Here are some pics! All trim and everything not yet done, but the fire is burning. I'll post more pics as things progress.
This pic shows the uninstalled stove, and the first break in fire


----------



## Sundeep Arole (Feb 19, 2006)

pre install pic


----------



## MountainStoveGuy (Feb 19, 2006)

I dont see anything hotflame. I take it you know that? I wish we could post image tags from photo bucket here. Its alot easier then trying to resize everything. Look forward to seeing your install.


----------



## Sundeep Arole (Feb 19, 2006)

First break in fire


----------



## Sundeep Arole (Feb 19, 2006)

Full blast


----------



## Sundeep Arole (Feb 19, 2006)

Night fire, room at 74, outside 21, house at 69


----------



## Sundeep Arole (Feb 19, 2006)

Finally figured out how to resize pics. Best idea from Elk, email a copy to yourself. Then you can save it any size you want.


----------



## BrotherBart (Feb 19, 2006)

Crank'er up Hotflame.

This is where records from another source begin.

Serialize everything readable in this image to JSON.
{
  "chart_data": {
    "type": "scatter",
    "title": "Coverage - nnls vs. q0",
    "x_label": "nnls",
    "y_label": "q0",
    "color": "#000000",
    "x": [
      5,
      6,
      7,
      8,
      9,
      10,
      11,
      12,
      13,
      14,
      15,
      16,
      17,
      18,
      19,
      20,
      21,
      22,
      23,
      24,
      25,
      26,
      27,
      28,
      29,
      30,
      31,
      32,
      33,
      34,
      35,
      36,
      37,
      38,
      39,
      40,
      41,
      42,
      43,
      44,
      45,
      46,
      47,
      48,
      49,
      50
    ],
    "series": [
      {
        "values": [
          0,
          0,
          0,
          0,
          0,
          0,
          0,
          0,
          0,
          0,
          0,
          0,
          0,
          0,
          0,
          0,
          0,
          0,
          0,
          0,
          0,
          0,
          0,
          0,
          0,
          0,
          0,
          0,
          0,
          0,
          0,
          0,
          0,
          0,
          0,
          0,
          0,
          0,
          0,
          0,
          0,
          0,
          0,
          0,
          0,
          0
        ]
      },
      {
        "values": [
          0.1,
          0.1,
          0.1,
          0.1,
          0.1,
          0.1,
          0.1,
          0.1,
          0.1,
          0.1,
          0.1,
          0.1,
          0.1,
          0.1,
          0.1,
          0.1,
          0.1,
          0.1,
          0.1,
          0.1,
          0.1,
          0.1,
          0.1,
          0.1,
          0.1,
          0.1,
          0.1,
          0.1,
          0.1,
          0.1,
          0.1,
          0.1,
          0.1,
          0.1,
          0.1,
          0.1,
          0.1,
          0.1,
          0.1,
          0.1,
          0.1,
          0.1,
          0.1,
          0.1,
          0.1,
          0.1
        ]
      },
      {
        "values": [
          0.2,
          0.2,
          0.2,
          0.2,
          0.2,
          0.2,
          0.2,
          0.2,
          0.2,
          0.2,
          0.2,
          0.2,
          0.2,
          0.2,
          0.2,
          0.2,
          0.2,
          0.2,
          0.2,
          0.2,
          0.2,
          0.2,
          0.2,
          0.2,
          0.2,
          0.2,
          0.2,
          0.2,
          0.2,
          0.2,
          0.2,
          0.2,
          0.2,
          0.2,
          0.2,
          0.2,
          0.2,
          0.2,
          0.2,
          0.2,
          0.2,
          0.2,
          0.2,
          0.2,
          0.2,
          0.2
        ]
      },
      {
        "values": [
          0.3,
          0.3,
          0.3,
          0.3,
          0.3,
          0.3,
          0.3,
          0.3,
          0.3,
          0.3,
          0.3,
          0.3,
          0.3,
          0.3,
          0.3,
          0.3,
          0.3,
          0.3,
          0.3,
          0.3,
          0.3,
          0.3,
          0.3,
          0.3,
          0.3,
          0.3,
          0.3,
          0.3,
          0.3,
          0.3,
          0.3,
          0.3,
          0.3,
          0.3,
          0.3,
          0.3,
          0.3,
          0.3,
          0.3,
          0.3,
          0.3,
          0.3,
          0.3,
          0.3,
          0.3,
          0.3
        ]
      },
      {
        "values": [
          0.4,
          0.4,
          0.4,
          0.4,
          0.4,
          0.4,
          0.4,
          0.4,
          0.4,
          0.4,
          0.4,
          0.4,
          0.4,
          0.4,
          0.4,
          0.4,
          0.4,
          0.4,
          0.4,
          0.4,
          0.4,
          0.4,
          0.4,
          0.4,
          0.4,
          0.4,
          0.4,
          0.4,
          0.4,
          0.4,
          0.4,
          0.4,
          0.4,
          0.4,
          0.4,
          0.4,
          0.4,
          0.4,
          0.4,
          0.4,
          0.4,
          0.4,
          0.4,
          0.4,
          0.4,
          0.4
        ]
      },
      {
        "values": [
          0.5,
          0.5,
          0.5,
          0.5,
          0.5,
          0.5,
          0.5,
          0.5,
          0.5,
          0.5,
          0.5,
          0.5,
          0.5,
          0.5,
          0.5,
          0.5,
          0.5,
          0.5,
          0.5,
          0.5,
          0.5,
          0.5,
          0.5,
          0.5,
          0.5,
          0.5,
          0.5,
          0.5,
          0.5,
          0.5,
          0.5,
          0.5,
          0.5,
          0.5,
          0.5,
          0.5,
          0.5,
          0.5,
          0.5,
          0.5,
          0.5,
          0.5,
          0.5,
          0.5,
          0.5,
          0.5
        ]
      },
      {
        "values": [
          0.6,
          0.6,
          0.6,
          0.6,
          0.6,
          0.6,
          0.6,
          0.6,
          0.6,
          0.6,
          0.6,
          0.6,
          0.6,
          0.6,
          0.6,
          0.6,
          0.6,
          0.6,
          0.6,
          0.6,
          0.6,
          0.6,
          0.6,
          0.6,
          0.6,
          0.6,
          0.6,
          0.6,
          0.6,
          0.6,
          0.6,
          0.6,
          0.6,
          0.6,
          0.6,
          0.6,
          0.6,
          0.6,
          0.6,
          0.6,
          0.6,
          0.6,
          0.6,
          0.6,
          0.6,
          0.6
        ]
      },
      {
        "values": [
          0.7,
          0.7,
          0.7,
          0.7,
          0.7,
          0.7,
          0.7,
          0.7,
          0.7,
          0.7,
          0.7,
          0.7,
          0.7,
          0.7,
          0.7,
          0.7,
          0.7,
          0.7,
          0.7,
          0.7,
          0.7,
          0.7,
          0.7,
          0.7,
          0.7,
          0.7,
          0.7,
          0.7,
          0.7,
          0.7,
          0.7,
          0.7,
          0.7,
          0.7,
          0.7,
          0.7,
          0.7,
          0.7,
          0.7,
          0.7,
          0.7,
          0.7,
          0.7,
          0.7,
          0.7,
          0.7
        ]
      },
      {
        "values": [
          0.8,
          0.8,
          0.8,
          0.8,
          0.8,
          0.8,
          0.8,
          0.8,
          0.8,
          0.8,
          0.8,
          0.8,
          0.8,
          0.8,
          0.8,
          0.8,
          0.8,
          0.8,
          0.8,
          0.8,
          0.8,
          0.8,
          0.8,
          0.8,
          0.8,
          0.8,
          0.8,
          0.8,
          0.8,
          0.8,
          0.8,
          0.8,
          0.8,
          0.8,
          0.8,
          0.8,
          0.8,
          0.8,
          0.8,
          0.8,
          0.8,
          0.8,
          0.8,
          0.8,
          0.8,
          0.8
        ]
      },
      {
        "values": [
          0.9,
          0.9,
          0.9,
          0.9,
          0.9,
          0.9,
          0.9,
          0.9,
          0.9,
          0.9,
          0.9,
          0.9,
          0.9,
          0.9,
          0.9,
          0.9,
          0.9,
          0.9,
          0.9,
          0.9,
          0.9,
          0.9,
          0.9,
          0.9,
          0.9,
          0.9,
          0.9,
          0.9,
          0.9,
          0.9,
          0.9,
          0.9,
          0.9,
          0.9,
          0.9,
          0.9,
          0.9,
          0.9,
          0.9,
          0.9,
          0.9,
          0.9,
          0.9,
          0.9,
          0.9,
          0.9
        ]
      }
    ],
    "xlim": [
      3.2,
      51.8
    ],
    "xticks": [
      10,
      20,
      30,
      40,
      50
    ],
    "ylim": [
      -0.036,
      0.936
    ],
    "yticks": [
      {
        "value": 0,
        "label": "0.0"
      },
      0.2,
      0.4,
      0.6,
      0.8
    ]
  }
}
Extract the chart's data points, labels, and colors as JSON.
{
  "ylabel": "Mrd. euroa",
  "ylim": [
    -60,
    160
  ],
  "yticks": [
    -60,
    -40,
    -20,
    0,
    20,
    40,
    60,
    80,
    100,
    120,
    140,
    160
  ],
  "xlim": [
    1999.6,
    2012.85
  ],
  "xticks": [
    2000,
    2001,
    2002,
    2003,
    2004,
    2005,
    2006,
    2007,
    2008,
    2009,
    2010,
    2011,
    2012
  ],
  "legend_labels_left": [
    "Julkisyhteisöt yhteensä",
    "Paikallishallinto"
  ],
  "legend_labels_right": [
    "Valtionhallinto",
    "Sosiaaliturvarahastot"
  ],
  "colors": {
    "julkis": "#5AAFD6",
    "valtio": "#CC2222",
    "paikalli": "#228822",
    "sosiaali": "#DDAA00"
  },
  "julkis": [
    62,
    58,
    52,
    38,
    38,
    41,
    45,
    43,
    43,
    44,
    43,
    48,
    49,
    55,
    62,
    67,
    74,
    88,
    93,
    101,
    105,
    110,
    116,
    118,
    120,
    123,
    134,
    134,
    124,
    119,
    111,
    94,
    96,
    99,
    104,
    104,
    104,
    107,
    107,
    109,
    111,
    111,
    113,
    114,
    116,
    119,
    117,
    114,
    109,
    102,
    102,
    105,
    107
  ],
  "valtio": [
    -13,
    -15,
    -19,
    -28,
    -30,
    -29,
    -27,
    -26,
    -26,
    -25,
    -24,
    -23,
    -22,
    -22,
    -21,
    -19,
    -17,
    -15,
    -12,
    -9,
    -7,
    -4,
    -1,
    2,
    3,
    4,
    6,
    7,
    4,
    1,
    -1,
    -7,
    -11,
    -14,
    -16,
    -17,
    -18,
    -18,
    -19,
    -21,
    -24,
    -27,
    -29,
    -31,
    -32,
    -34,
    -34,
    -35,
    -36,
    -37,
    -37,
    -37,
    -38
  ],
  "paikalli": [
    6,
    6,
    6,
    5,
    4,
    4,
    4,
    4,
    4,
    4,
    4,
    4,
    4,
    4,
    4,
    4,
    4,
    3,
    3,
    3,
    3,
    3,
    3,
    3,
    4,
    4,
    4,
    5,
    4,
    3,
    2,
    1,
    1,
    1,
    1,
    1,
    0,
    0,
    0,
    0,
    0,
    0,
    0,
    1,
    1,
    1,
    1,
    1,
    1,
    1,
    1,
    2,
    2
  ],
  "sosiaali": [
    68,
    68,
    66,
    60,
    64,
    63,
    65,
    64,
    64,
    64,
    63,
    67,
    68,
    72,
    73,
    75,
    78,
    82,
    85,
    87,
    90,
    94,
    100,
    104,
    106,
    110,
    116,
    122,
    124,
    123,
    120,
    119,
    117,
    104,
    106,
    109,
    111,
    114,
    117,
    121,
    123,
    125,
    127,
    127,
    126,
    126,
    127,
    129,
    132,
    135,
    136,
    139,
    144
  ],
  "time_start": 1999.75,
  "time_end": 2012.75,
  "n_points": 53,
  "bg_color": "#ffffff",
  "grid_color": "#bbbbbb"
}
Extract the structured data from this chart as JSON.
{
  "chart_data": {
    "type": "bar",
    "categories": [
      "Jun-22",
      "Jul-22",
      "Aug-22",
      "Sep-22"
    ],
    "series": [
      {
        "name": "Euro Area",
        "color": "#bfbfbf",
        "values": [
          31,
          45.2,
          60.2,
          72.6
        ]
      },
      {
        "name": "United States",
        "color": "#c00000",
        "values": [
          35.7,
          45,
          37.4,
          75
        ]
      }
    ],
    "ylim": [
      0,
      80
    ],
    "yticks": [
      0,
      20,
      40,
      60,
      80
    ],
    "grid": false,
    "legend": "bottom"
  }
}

You have had a long rocky road but it looks like it was worth it.


----------



## warren88 (Feb 19, 2006)

Does this Answer stove have secondary burn  tubes?


----------



## Sundeep Arole (Feb 19, 2006)

Yes, it has three of them. I haven't been able to get a pic like Franks, though. From what I recall he had a great secondary burn. I am still fiddling with my air intake / fuel load to see how I can reproduce that.


----------



## Sundeep Arole (Feb 19, 2006)

Put in a full load of logs around 11pm last night. About 80% fiewbox load. Tossed in one more log this morning around 4am, and at 8am it was all burnt down, but coals were still hot and putting a couple more logs in with a few sticks of dry pine brush the fire started right away without fiddling. I say this stove has a six hour useful burn time with the air intake turned close to low.


----------